Like Bird, or Jordan (0.00 / 0)
I think we'll look back and see that Obama was playing politics on a level that most of us aren't even imagining.

If Gregg is appointed it's going to demoralize the GOP Senate caucus, promote bipartisanship (further weakening the GOP caucus and opening up more GOP senators to compromise), insure greater chances of a filibuster-proof Senate majority, and replace Gregg with a Dem friendly Republican in the Senate.  Brilliant.

There's no need for gloom and doom predictions.

What is going to happen?

The appointment will be a relatively obscure Dem friendly Republican placeholder that pledges not to run in 2010.


Assuming A Lot (0.00 / 0)
You're assuming a lot, Digger -- and there's a lot of wishful thinking among our fellow Democrats joining you, but I'll keep up the minority viewpoint offering some gloom and doom predictions, because I see no good coming from all this.  

By the way, having "60" Democrats in the Senate is no guarantee that filibuster will be prevented, or vetoes not overridden.  That's assuming a lot.  Issues and Senators being what and who they are, it's all about deal-making, not just numbers.
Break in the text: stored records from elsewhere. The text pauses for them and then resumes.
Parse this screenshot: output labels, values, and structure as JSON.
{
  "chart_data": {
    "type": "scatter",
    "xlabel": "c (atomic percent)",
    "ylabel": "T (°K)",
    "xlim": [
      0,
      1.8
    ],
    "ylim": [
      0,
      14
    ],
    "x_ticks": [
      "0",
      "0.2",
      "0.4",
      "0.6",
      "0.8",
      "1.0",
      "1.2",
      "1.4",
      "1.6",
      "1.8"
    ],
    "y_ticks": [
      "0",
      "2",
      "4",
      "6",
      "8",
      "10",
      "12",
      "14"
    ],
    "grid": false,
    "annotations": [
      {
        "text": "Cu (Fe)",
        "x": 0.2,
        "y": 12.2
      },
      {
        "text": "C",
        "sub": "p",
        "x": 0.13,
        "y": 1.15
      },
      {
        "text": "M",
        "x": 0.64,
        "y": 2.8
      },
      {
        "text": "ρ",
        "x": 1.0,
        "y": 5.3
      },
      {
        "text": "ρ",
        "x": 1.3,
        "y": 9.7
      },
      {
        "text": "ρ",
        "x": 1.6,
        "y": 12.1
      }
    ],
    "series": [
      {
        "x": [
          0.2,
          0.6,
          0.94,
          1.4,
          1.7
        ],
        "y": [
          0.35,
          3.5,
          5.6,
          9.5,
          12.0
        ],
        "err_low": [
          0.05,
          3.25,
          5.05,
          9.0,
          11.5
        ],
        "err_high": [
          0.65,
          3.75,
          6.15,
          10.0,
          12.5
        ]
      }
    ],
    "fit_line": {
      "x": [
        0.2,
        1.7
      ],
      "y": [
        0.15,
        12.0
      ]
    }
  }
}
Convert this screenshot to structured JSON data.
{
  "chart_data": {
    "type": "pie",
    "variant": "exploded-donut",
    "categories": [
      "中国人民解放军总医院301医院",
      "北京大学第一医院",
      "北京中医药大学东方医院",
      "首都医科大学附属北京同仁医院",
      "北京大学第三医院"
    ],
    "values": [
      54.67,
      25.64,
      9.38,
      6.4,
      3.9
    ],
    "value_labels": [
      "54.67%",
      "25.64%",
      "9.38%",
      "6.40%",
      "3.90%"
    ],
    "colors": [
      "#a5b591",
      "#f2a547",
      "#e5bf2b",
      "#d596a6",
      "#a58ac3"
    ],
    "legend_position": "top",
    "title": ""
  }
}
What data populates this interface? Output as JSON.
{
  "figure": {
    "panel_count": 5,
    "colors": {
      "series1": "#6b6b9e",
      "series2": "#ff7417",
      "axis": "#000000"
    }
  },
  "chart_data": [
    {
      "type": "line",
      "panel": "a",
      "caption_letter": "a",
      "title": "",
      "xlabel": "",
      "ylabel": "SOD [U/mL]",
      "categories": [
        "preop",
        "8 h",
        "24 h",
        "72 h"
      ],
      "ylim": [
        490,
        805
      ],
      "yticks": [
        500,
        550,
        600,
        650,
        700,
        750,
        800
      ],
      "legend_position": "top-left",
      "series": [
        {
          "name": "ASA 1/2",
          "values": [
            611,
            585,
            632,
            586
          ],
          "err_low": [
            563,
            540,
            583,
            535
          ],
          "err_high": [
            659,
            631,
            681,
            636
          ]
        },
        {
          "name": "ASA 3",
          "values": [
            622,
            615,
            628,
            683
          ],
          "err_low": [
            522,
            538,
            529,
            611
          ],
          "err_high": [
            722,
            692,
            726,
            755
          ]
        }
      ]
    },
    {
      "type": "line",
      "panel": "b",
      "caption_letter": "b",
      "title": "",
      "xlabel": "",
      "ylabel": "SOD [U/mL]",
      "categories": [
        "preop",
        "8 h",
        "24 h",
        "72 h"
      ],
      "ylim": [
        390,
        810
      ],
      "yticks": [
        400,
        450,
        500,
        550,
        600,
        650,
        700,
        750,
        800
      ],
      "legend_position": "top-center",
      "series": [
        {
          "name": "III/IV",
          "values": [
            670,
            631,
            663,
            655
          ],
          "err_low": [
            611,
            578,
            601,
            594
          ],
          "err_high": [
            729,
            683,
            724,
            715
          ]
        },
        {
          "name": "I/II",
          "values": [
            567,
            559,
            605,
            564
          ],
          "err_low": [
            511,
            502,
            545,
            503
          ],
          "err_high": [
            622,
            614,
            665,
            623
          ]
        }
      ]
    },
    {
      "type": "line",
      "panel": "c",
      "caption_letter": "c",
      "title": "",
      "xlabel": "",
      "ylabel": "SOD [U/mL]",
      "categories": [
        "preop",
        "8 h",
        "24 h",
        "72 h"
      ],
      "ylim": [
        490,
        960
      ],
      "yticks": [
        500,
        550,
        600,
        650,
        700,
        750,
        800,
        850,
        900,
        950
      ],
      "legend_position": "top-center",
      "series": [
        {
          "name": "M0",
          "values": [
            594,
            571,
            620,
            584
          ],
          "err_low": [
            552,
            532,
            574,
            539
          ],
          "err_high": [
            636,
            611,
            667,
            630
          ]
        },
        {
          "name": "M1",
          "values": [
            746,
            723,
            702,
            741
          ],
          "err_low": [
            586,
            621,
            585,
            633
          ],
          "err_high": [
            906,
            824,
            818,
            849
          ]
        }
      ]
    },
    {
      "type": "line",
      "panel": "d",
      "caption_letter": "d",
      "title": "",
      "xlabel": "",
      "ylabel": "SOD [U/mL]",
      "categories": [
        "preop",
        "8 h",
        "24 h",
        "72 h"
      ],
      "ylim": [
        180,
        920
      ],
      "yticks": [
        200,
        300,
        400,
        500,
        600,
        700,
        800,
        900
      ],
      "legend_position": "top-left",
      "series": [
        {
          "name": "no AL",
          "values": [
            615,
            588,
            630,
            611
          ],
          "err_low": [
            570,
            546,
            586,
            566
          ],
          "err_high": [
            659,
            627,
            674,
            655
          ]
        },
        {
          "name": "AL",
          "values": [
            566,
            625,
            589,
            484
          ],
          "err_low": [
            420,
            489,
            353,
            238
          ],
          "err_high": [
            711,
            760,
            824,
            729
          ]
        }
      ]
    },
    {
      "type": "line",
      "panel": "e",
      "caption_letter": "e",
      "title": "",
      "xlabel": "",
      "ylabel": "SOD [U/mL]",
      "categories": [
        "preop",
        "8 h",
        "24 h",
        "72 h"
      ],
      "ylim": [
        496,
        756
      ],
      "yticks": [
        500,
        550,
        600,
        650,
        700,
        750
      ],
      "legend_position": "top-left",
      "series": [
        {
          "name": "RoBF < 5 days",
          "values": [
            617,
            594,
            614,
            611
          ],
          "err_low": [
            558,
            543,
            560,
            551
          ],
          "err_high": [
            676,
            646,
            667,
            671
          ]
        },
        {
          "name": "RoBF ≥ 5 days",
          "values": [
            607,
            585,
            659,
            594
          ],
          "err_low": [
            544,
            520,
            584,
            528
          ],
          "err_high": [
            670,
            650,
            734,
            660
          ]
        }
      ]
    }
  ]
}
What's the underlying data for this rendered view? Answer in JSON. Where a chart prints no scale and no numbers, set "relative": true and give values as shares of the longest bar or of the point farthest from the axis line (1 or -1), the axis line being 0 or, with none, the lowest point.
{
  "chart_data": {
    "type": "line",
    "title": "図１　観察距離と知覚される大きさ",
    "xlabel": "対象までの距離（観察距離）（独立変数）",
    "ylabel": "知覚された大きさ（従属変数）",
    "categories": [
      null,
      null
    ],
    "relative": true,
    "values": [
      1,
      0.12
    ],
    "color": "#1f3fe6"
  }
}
To paint the other side of the story from what you write, Judd Gregg might become Commerce Secretary for a while, a Republican filling his seat (though it would be good to get a Democrat), then he has a "falling out" with Obama, publicly resigns from the Cabinet in a show of conscience, then becomes a leading contender for the 2012 Republican Presidential nomination.  Can't happen?  In 2004 few imagined Barack Obama being elected in 2008.  

Judd Gregg's political career isn't over, and he's certainly not "over the hill."  We're treating him like he is, and that all we want is to get him out of the Senate.  Either he'll return to New Hampshire stronger than ever, or he'll play an even larger roll in national politics.

We're playing into his hand.  He's got to feel very good during the past few days, no matter what happens.    


[ Parent ]
That would be great! (0.00 / 0)
Yeah Jim, but considering Gregg's voting record and his TV charisma deficit, would a Gregg presidential primary vicory really be bad news?  I would pray for something like that.

I have considered the resignation theory, more towards him being in a stronger position to run for his old seat.  That's a concern, but I think it's worth it.

I don't Gregg is feeling great.  I think he's probably getting hammered by phone calls of colleagues calling him something just short of traitor.  I think he feels somewhat forced to accept this because he doesn't want to fight for his life in a NH senate battle.